Vida Blue turned 65 yesterday.
When I was 10 years old, my dad took me to a World Series game to see the Swingin’ A’s win the World Championship of baseball for Oakland. I don’t recall if I ever saw Vida pitch in person, but I definitely was a fan, and had his trading card.
There’s also a jam band called Vida Blue I saw once at the Fillmore. It says in wikipedia that Vida Blue the pitcher came on stage with them. I remember seeing Dan from Fog City in front of the hall, before I got sorted. I think one of his bands was the support act that night.
I also approached Pumpsie Green once about borrowing his name for a funk band I wanted to build around my then-client, Henry Butler. He said no. I guess if I was Page McConnell of Phish I would have been more persuasive or persistent.
Meanwhile just last week my former client Henry Butler and my rabbi Steven Bernstein released a co-led project (not named for a baseball player), on Impulse Records, the resurrected imprint, part of Blue Note, and I wish them well. I did present Steven Bernstein’s Disapora Suite cd release show a few years ago, in San Francisco but whiffed on bringing his Sly Stone thing here.
What a weird mix of baseball, music and philosophy is this plastic alto.
The HB SB thingy is called Viper’s Drag, got a jelly roll to it:
http://www.amazon.com/Vipers-digital-booklet-Butler-Bernstein/dp/B00K9ABWL2
That kinda rhymes you know
Vida Blue
Pumpsie Green
Henry Butler
and Steven Bernstein
my tags
I have a strangely vivid memory, that I could not this minute repress, of leading Henry Butler
his hand on my shoulder
thru and airport,
maybe in Paris France
and him whacking me
with his cane
in my upper V
like Vida
between my pants
that’s life I guess
that’s kind of a poem
I used to know ’em
and show ’em
Eli Eli Eli
but not Elijah Pumpsie Green
and tell me little stevie who might be those 9 — hey that’s a baseball number: who’s on first? I don’t know. third base.

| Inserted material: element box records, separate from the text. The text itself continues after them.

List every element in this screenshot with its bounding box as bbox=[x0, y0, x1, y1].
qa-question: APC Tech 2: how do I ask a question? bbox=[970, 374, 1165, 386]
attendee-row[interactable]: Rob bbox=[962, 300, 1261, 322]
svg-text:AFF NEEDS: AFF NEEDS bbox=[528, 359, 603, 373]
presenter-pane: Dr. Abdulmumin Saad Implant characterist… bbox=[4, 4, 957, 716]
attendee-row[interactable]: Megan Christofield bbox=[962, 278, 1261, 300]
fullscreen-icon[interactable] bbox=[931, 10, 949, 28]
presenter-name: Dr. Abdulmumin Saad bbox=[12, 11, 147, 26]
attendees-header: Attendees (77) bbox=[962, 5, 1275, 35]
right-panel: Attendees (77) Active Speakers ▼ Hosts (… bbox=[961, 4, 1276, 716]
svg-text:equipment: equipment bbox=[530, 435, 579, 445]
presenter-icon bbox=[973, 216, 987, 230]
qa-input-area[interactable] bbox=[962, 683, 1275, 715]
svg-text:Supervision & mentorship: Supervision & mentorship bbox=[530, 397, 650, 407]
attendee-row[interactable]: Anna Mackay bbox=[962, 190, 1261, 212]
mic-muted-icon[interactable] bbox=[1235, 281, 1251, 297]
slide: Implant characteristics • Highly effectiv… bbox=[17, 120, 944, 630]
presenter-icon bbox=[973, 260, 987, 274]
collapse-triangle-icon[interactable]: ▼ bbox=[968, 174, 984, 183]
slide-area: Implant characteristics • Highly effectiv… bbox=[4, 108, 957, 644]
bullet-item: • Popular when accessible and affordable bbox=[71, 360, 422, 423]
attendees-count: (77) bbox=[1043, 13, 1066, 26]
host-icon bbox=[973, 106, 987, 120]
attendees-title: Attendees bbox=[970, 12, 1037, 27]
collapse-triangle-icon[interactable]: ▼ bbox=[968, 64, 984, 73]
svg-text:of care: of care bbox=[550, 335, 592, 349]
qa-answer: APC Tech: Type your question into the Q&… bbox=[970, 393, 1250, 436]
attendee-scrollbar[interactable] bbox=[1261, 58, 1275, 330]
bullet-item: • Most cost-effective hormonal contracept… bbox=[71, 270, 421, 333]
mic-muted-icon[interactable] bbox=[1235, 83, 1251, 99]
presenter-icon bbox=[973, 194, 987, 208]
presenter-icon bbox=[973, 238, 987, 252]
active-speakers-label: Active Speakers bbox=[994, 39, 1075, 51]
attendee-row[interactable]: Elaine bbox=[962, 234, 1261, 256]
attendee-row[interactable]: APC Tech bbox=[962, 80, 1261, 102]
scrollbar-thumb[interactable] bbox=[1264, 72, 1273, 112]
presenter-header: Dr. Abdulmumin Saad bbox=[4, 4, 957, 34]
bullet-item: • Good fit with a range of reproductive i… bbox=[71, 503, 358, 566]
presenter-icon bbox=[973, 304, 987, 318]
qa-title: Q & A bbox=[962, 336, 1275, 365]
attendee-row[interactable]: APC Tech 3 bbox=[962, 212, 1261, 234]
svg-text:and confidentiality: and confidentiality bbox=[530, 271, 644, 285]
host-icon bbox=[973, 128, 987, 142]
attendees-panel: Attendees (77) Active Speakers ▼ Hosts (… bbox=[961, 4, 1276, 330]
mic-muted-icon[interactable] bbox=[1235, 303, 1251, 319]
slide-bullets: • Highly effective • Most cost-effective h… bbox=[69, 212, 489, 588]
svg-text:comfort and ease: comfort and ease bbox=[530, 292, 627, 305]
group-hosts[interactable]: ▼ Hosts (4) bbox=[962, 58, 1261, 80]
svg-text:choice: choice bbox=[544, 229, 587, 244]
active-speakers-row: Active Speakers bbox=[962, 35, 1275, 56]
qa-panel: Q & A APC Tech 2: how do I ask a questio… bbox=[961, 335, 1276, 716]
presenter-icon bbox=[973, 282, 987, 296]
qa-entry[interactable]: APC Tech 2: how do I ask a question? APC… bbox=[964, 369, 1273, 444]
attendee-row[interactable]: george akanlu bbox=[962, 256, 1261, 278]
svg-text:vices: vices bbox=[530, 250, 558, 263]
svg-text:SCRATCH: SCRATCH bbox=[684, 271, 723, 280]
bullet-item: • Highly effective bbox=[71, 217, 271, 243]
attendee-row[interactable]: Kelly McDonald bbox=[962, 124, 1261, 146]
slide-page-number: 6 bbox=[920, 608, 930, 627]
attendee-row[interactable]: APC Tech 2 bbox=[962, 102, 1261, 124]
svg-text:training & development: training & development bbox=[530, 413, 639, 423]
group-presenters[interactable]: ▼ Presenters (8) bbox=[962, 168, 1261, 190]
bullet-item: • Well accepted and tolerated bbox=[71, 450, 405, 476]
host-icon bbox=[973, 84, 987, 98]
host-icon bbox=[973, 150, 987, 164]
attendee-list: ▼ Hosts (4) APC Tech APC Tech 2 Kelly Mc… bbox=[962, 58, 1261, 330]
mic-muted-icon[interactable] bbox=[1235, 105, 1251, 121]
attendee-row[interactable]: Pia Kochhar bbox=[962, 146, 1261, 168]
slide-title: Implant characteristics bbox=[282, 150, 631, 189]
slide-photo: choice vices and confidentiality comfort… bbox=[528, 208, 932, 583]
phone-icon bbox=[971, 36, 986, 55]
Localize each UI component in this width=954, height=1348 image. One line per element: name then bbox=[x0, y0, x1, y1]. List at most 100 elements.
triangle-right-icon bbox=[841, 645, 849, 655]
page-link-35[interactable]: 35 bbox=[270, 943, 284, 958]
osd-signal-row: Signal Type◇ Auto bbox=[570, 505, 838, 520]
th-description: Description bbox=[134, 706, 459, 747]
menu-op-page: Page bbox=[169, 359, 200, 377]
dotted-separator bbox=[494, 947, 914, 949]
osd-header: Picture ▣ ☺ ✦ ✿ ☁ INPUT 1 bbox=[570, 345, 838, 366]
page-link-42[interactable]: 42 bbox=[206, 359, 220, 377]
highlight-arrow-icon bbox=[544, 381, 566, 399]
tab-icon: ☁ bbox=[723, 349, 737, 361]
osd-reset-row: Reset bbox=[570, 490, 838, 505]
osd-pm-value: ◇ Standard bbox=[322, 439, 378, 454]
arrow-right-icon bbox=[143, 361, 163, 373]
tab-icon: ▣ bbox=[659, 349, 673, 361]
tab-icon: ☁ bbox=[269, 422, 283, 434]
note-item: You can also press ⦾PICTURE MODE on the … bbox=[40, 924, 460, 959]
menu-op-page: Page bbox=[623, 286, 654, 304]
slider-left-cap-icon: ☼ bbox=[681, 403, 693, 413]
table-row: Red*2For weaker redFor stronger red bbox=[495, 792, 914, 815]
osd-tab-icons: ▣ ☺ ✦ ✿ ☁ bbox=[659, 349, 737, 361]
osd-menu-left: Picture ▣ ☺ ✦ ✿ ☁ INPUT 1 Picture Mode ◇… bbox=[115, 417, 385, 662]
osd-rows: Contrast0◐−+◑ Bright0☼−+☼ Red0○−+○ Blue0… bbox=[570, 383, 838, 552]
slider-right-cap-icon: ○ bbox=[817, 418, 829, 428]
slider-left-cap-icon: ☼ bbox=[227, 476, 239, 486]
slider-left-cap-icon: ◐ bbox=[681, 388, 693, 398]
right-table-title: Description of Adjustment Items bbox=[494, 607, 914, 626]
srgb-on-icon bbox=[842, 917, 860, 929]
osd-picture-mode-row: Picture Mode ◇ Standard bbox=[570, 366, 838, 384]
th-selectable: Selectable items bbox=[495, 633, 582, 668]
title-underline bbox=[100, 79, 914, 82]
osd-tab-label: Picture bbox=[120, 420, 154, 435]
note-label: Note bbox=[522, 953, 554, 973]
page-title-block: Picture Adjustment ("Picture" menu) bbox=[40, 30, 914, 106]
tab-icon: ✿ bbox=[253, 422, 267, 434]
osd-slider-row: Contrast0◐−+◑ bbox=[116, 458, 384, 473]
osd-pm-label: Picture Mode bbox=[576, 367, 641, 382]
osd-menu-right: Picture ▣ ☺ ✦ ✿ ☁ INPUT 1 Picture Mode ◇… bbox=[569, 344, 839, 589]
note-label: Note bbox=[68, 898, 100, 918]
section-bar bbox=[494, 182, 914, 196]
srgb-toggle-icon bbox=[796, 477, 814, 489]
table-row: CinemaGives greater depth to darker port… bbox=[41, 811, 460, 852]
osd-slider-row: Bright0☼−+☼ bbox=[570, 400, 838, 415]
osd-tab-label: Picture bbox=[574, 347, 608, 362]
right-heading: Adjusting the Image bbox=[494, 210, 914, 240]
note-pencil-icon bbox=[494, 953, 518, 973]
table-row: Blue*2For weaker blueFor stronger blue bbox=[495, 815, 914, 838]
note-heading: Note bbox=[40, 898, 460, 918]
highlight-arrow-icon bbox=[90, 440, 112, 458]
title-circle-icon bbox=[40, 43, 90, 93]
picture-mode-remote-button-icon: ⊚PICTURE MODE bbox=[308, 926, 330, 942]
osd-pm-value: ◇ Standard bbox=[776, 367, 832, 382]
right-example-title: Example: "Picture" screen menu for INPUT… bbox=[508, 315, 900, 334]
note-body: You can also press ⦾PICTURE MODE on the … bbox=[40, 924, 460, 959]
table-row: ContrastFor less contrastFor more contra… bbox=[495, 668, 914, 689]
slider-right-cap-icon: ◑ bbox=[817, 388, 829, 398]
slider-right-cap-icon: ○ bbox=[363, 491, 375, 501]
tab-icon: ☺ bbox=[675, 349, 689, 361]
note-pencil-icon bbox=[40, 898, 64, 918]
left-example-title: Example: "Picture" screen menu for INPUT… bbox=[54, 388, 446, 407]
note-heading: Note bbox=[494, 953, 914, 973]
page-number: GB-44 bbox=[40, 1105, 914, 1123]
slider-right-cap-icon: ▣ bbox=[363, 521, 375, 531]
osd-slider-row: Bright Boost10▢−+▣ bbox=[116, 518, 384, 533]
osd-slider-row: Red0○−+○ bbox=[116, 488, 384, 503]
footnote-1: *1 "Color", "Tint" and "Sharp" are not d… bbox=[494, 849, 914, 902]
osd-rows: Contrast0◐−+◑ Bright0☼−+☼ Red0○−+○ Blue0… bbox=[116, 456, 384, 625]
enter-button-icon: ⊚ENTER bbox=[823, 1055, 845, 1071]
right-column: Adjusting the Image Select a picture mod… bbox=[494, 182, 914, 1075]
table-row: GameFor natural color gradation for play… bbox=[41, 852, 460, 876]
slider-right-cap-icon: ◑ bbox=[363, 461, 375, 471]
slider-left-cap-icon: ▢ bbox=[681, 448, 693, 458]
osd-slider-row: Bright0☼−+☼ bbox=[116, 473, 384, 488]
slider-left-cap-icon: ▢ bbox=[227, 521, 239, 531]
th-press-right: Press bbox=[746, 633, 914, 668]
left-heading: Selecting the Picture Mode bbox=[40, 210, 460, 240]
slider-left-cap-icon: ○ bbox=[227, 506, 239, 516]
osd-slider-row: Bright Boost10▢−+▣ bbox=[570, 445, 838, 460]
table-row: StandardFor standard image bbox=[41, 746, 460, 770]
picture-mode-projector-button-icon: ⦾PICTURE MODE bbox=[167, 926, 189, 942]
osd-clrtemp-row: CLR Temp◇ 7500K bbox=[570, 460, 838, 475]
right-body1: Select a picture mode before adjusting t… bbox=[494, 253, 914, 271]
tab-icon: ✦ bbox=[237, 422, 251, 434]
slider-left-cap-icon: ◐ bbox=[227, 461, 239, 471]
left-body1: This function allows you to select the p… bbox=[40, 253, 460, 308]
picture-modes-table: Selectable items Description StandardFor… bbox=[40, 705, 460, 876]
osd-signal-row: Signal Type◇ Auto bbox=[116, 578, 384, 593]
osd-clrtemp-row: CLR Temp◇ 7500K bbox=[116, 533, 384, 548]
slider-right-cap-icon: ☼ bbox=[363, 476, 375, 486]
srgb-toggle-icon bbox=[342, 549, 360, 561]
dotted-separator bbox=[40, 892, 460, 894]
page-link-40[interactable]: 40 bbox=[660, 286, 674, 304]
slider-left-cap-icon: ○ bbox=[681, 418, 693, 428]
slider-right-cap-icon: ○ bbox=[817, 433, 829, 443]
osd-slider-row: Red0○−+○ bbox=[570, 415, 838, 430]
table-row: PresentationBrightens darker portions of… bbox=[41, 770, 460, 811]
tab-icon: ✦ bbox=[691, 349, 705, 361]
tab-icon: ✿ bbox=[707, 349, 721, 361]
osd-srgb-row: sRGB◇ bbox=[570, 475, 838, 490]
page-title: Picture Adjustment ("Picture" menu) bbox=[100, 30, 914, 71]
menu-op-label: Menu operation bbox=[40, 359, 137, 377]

I was Henry Butler’s manager for six months in 2002-2003; I missed by Gunn 20-year reunion for instance because I was with Henry in Clermont-Ferrand that week. I spent about 40 nights with him during that stretch, either he in the Bay Area — he stayed at my parents’ house some of that – or me in New Orleans or on the road. Steven Bernstein meanwhile met Henry on the set of Robert Altman’s “Kansas City” in about 1990. I probably met Steven by phone in that period when I was working with Henry. Steven meanwhile has worked with Peter Apfelbaum and Jeff Cressman since they were at Berkeley Junior High, circa 1975.
This is a remarkable little video of the band at Yoshi’s. While the horn section leaves the stage and re-emerges in the house, as a type of second line meme, Henry takes the spotlight, his hands moving at super-human speed, like a John Henry myth, and his blue jacket glowing almost supernaturally — can he sense that?
I wonder if he tried to drive the tour van after the show.